Q.
Definition of Reserve Ratio/Cash Reserve Ratio/Cash Reserve Requirement
(May’12, June’13).
Reserve
Ratio/Cash Reserve Ratio/Cash Reserve Requirement:
A Cash Reserve Ratio, also known as the Reserve Requirement is a regulation set
by Central bank (Bangladesh Bank) which dictates the minimum amount (reserves)

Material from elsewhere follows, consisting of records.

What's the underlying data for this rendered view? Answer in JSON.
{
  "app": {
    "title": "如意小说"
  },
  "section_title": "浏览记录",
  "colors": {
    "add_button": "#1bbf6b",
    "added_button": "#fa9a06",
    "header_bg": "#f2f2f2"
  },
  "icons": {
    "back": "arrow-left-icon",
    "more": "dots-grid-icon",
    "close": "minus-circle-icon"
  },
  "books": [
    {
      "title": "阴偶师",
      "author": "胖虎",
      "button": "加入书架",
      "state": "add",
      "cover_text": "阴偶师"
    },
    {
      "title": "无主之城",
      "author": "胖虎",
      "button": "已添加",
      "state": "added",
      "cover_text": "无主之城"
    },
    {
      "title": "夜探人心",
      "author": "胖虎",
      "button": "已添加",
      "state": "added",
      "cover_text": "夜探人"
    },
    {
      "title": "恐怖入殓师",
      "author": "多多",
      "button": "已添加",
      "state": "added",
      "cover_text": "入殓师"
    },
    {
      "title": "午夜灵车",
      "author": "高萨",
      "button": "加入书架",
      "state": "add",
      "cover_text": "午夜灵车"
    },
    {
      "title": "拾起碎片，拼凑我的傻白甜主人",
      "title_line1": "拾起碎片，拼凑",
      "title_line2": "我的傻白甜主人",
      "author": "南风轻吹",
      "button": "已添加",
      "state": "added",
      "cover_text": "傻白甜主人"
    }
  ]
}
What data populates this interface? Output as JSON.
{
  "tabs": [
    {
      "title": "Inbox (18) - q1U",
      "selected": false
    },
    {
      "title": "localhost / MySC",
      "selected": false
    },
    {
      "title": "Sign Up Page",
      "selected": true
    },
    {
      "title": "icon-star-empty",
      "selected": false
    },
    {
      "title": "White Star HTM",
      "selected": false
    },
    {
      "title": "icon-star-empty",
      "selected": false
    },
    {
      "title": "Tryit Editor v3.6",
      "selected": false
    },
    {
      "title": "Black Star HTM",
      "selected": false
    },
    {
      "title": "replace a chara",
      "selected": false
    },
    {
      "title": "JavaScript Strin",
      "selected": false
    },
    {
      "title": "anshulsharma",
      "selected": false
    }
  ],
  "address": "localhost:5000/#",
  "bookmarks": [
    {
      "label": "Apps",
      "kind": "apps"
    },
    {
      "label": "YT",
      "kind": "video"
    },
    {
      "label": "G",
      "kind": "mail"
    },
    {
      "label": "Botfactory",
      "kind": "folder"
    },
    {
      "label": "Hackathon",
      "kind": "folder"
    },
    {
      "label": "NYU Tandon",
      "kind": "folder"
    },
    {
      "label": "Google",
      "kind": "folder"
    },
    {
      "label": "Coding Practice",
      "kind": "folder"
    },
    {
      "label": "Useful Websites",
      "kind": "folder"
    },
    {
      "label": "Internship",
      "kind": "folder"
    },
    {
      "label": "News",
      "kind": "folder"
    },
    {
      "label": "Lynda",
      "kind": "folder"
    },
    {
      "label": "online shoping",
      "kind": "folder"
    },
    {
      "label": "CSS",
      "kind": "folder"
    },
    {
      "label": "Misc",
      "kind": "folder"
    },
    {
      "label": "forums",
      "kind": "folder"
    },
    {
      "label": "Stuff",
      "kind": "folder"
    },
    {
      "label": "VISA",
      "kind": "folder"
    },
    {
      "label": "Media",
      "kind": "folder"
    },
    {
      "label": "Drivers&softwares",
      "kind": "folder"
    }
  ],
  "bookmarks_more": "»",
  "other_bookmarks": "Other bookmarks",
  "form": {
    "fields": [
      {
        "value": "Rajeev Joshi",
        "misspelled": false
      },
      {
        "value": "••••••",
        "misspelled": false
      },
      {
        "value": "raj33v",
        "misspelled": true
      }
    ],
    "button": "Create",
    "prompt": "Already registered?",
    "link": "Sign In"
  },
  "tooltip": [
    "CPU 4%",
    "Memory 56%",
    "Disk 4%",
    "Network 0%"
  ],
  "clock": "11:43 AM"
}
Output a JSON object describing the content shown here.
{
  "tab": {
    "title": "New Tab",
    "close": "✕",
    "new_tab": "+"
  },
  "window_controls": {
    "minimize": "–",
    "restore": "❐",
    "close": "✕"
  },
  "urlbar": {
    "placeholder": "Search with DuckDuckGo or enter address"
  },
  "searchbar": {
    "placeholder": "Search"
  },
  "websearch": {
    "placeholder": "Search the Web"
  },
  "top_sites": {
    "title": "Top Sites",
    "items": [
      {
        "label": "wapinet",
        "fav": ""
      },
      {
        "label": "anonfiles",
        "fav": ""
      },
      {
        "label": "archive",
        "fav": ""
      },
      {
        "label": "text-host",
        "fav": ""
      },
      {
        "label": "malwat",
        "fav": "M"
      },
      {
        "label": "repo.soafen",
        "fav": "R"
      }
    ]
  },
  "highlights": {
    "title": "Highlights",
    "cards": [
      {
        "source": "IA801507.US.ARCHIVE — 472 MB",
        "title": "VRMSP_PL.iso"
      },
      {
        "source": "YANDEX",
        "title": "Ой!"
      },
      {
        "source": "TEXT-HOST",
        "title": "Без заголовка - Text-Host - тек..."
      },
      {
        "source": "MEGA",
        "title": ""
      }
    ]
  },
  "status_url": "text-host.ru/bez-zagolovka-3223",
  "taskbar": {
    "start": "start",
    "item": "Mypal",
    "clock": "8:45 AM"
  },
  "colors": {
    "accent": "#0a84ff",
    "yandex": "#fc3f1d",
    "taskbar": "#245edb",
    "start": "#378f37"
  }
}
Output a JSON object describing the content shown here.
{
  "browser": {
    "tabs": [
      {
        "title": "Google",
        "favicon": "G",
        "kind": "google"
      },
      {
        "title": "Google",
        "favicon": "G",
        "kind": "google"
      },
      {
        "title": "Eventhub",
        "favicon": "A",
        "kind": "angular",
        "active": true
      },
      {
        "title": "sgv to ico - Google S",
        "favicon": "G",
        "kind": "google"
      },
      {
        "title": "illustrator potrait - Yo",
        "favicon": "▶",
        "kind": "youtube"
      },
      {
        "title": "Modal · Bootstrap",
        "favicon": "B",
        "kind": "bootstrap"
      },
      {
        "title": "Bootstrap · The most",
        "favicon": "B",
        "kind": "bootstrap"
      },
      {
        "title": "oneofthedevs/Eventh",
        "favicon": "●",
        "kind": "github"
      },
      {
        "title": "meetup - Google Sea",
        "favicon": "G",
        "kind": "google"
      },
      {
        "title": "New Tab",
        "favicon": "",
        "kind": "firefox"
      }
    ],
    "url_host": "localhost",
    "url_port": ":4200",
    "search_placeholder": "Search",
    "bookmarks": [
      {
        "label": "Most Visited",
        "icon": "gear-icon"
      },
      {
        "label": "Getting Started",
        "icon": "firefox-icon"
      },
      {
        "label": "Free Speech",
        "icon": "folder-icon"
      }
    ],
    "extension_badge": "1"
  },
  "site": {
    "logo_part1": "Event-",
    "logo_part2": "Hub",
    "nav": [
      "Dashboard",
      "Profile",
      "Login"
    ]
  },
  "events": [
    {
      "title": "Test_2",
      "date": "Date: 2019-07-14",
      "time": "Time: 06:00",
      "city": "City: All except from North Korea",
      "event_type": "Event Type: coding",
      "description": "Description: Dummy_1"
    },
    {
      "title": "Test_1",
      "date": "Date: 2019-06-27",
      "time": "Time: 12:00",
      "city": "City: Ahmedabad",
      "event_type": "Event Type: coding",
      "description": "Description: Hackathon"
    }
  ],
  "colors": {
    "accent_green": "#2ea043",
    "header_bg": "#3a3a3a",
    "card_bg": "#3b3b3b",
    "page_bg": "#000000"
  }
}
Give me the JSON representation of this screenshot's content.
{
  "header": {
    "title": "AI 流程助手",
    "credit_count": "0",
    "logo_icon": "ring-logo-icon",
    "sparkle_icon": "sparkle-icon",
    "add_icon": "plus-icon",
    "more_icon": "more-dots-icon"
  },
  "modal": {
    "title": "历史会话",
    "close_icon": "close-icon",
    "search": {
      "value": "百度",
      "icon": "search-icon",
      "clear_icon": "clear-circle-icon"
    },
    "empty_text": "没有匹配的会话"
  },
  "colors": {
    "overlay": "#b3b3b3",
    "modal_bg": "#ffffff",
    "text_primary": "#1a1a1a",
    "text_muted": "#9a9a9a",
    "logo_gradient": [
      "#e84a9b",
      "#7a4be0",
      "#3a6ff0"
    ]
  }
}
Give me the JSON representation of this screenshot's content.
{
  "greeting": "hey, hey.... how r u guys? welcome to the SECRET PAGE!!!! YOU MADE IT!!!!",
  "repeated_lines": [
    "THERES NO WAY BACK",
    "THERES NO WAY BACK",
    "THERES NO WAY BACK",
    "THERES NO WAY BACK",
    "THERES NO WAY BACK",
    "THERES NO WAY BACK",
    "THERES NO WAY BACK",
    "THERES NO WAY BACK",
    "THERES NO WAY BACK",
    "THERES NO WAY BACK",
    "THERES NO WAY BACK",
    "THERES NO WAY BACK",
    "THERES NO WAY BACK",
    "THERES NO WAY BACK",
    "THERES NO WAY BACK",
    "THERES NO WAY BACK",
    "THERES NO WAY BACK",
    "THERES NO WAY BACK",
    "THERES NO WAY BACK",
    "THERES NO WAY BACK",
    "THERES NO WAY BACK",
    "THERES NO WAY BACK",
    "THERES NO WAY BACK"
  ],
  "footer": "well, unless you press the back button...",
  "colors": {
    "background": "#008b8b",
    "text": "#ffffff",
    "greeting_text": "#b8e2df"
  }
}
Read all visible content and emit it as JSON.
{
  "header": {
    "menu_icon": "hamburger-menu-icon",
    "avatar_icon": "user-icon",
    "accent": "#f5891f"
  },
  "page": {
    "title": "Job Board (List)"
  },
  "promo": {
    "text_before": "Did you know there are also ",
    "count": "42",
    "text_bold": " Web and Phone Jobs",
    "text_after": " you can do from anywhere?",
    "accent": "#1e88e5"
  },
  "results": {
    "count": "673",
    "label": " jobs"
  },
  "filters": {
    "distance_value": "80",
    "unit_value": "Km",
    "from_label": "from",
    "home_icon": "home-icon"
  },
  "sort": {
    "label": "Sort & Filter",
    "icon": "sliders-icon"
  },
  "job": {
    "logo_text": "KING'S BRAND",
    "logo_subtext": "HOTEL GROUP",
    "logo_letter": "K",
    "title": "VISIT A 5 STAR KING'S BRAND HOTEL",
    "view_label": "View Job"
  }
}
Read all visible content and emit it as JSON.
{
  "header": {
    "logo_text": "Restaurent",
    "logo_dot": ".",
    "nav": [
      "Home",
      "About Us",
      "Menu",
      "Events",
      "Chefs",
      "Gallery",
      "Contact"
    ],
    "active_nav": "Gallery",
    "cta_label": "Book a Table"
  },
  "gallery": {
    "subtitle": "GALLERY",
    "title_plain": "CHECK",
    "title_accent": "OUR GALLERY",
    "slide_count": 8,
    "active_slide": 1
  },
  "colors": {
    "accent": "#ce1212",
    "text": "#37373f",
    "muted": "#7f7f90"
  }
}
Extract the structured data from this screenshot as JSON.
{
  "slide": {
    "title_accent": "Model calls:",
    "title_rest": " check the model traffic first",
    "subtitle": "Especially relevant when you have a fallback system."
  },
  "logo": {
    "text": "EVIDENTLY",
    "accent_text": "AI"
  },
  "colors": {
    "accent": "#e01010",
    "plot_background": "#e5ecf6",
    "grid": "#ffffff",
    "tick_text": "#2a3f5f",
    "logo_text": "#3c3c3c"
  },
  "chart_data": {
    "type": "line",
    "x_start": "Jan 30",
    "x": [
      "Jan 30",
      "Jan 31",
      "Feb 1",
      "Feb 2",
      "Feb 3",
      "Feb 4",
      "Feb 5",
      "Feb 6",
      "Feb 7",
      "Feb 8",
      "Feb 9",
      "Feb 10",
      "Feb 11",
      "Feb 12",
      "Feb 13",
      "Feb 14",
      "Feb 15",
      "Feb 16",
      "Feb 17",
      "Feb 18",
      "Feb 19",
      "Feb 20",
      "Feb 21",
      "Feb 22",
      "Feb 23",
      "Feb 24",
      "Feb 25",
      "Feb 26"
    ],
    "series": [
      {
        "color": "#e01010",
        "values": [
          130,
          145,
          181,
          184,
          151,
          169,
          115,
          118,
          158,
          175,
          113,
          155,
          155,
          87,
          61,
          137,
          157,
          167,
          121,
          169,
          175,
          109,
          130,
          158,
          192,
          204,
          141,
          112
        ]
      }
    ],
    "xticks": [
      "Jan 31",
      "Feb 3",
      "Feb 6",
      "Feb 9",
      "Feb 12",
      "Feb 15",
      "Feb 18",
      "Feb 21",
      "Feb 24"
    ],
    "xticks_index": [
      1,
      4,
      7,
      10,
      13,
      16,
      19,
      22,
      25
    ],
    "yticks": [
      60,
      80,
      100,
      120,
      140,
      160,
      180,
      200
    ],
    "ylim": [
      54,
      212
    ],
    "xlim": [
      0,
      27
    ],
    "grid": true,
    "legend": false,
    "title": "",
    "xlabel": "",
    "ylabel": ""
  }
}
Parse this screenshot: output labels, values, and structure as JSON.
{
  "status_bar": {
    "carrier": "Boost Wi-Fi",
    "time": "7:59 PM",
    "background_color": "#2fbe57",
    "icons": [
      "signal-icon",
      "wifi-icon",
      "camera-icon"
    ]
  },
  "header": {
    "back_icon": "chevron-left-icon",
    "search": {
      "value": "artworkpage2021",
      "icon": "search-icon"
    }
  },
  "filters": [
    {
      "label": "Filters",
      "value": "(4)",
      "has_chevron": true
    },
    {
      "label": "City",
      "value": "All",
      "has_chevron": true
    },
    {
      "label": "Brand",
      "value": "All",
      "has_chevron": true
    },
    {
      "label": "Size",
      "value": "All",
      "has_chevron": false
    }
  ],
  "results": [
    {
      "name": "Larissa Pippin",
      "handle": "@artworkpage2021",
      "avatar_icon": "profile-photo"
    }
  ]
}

that a commercial bank (in some cases, any bank) must be held to customer notes
and deposits. In simpler terms this is the amount the bank must surrender
with/to the Central (governing) Bank.It is a
percentage of bank reserves to deposits and notes. Cash reserve ratio is also
known as liquidity ratio or cash asset ratio and is utilized as a tool
(sometimes) in monetary policy and as a tool to influence the country’s
interest rates, borrowing and economy.
For example, if
the reserve ratio in the Bangladesh is determined by the central bank to be
11%, this means all banks must have 11% of their depositors' money on reserve
in the bank. So, if a bank has deposits of 1 billion, it is required to have
110 million on reserve.
Q. Definition of 'Floating Exchange Rate' (Nov’10, May’12, Dec'13).
Floating
Exchange Rate: A country's exchange rate regime where
its currency is set by the foreign-exchange market through supply and demand
for that particular currency relative to other currencies. Thus, floating
exchange rates change freely and are determined by trading in the forex market.
This is in contrast to a "fixed exchange rate" regime.
Q.
What is Cost-Push Inflation (June’13)?
Cost-Push
Inflation: When companies costs go up, they need to increase
prices to maintain their profit margins. Increased costs can include things
such as wages, taxes, or increased costs of imports.